During an MR spectroscopic study in patients with suspected melanoma metastases, it was noted that shimming frequency in melanoma metastases in cases of its solid type exceeds 7 Hz and sometimes reaches up to 14 Hz. In metastatic tumors with other histological structure, this phenomenon is not detected. Most likely, this difference is related to the paramagnetic properties of melanin and hemorrhages associated with melanoma metastases. In other cases, on the background of a significant decrease in NAA and Cr peaks, there was a sharp increase in the lipid-lactate complex and a moderate increase in the choline peak. It should be noted that these results were obtained only in the presence of tumor necrosis. In our material, increases in the peaks of choline, lactate, and lipids in the central part of metastases were noted in only 22% of cases.

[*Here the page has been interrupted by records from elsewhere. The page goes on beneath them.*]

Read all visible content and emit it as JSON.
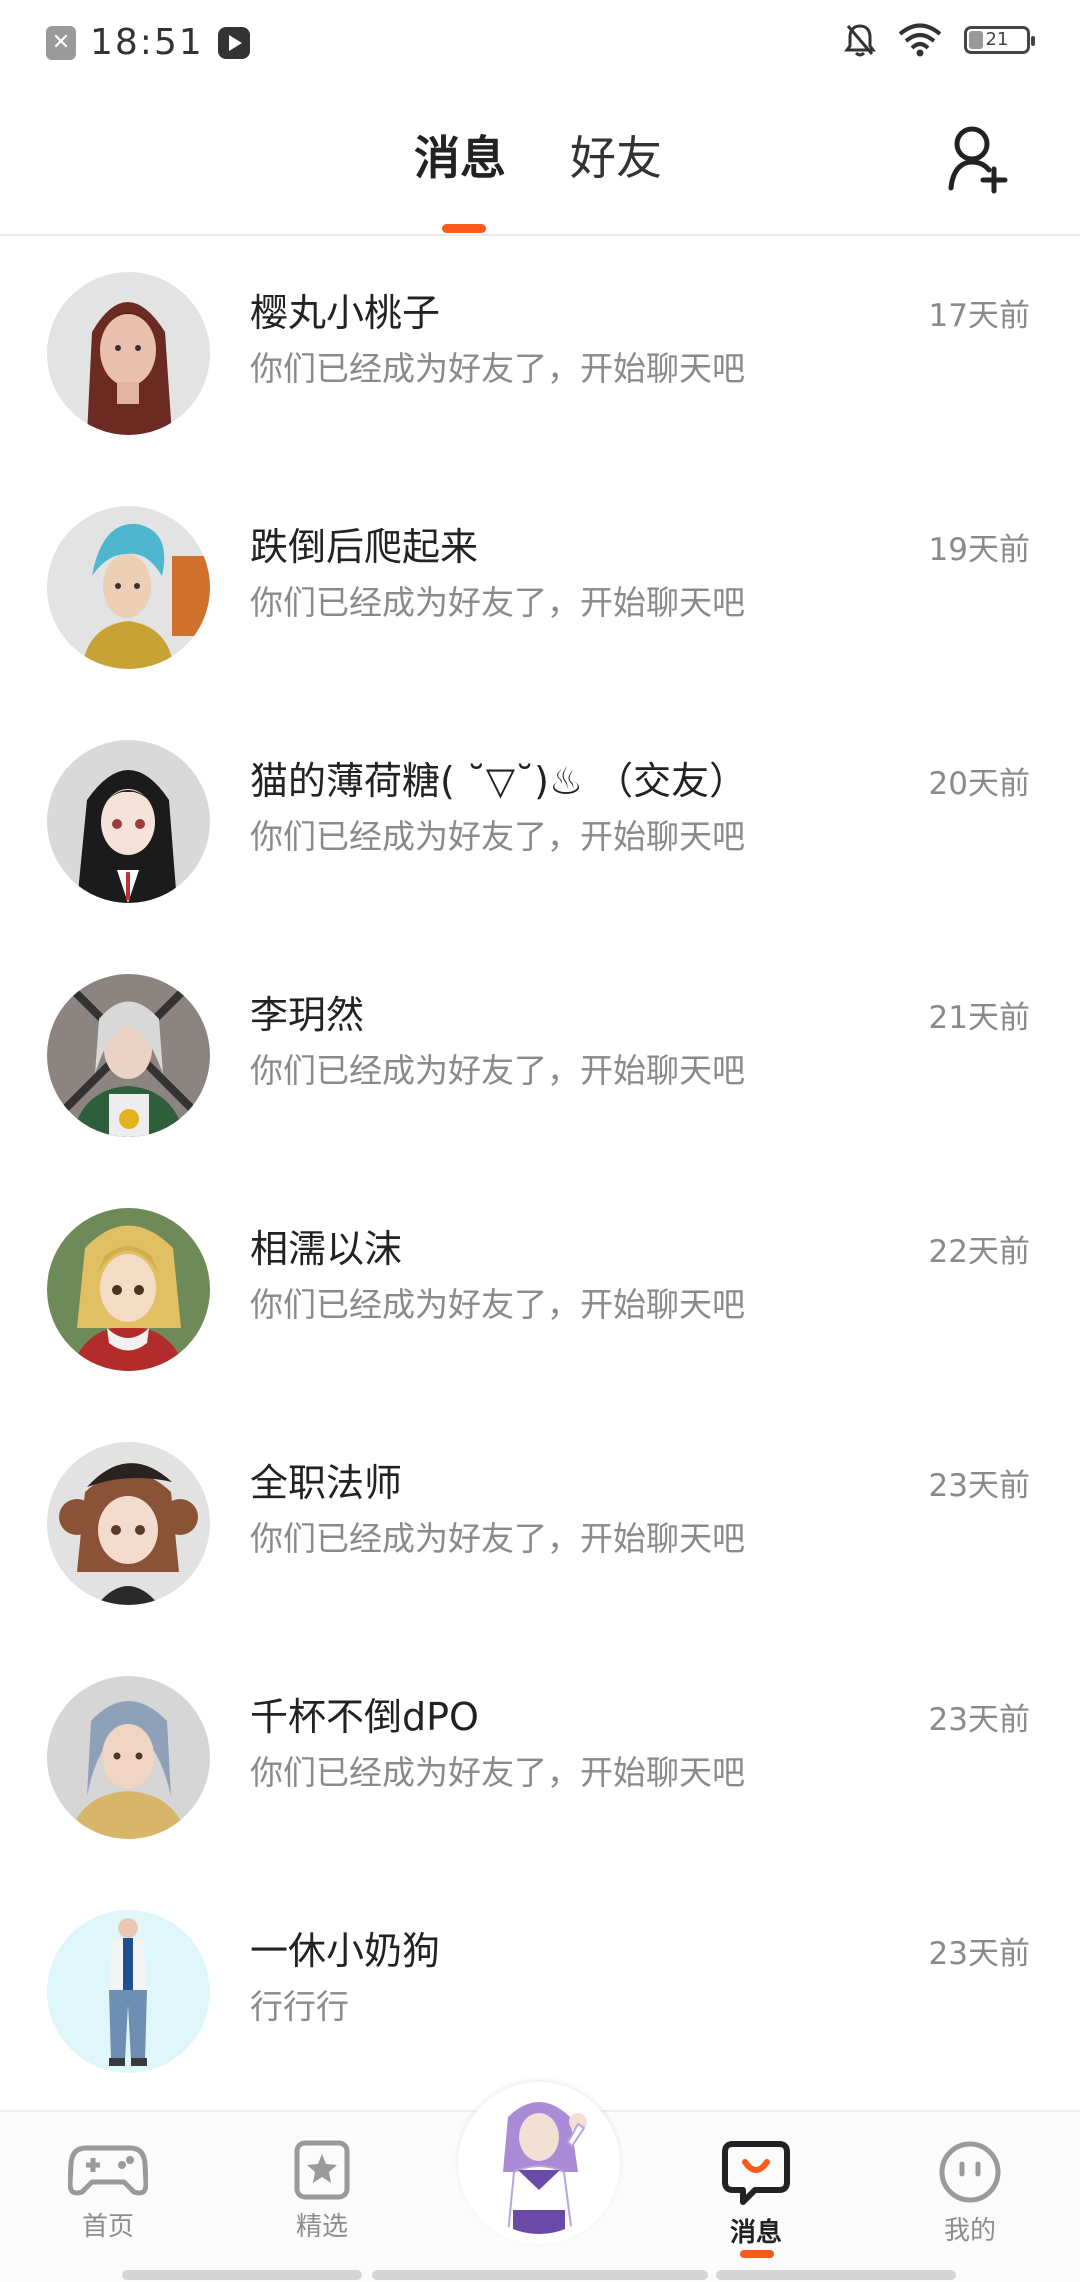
{
  "status_bar": {
    "time": "18:51",
    "battery": "21"
  },
  "header": {
    "tab_messages": "消息",
    "tab_friends": "好友"
  },
  "conversations": [
    {
      "name": "樱丸小桃子",
      "preview": "你们已经成为好友了，开始聊天吧",
      "time": "17天前"
    },
    {
      "name": "跌倒后爬起来",
      "preview": "你们已经成为好友了，开始聊天吧",
      "time": "19天前"
    },
    {
      "name": "猫的薄荷糖( ˘▽˘)♨ （交友）",
      "preview": "你们已经成为好友了，开始聊天吧",
      "time": "20天前"
    },
    {
      "name": "李玥然",
      "preview": "你们已经成为好友了，开始聊天吧",
      "time": "21天前"
    },
    {
      "name": "相濡以沫",
      "preview": "你们已经成为好友了，开始聊天吧",
      "time": "22天前"
    },
    {
      "name": "全职法师",
      "preview": "你们已经成为好友了，开始聊天吧",
      "time": "23天前"
    },
    {
      "name": "千杯不倒dPO",
      "preview": "你们已经成为好友了，开始聊天吧",
      "time": "23天前"
    },
    {
      "name": "一休小奶狗",
      "preview": "行行行",
      "time": "23天前"
    }
  ],
  "bottom_nav": {
    "home": "首页",
    "featured": "精选",
    "messages": "消息",
    "mine": "我的"
  },
  "colors": {
    "accent": "#fa5a1a"
  }
}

On DWI images, in patients with melanoma metastases in the brain, no characteristic features were identified that could allow to differentiate melanoma metastases from other focal lesions with necrotic changes in the tumor tissue. However, the use of DWI allowed to obtain additional information on melanoma metastases with the solid structure: melanoma metastases in contrast to lymphomas and gliomas are characterized by higher ADC values, as degradation in the metastasis stroma starts earlier. Unlike glial tumors, melanoma metastases have a lower signal on DWI MRI in the edema area, which is most likely due to the lack of infiltration of the brain substance by the tumor cells and more free movement of water molecules in the extracellular space. The ADC values obtained in the solid parts of melanoma metastases were 0.9 × 10⁻³ ± 0.05 × 10⁻³ s/mm²; in the lesions with necrosis signs, they were 2.18 × 10⁻³ ± 0.05 × 10⁻³ s/mm²; in the edema area, they were 1.92 × 10⁻³ ± 0.07 × 10⁻³ s/mm²; in the white matter on the unaffected contralateral side, they were 0.7 × 10⁻³ ± 0.3 × 10⁻³ s/mm².

Melanoma metastases and primary tumor are very well visualized on both DWI MRI and PET with ¹⁸F-FDG. Since melanoma metastasizes to the soft tissues and bones, it is advisable to perform for diagnosis not scintigraphy, allowing to study only bone structures, but PET or MRI in order to investigate all tissues. ¹⁸F-FDG PET is also highly sensitive to amelanotic melanoma cells. In our material, all patients with melanoma metastases in the brain had foci with increased accumulation of the radiopharmaceutical even on the background of hemorrhagic inclusions. More than in a half (57%) of the studies conducted, the PET picture corresponded to multifocal neoplastic lesions of the internal organs and lymph nodes. A histological examination of the biopsy material obtained allowed to prove the presence of a malignant melanoma.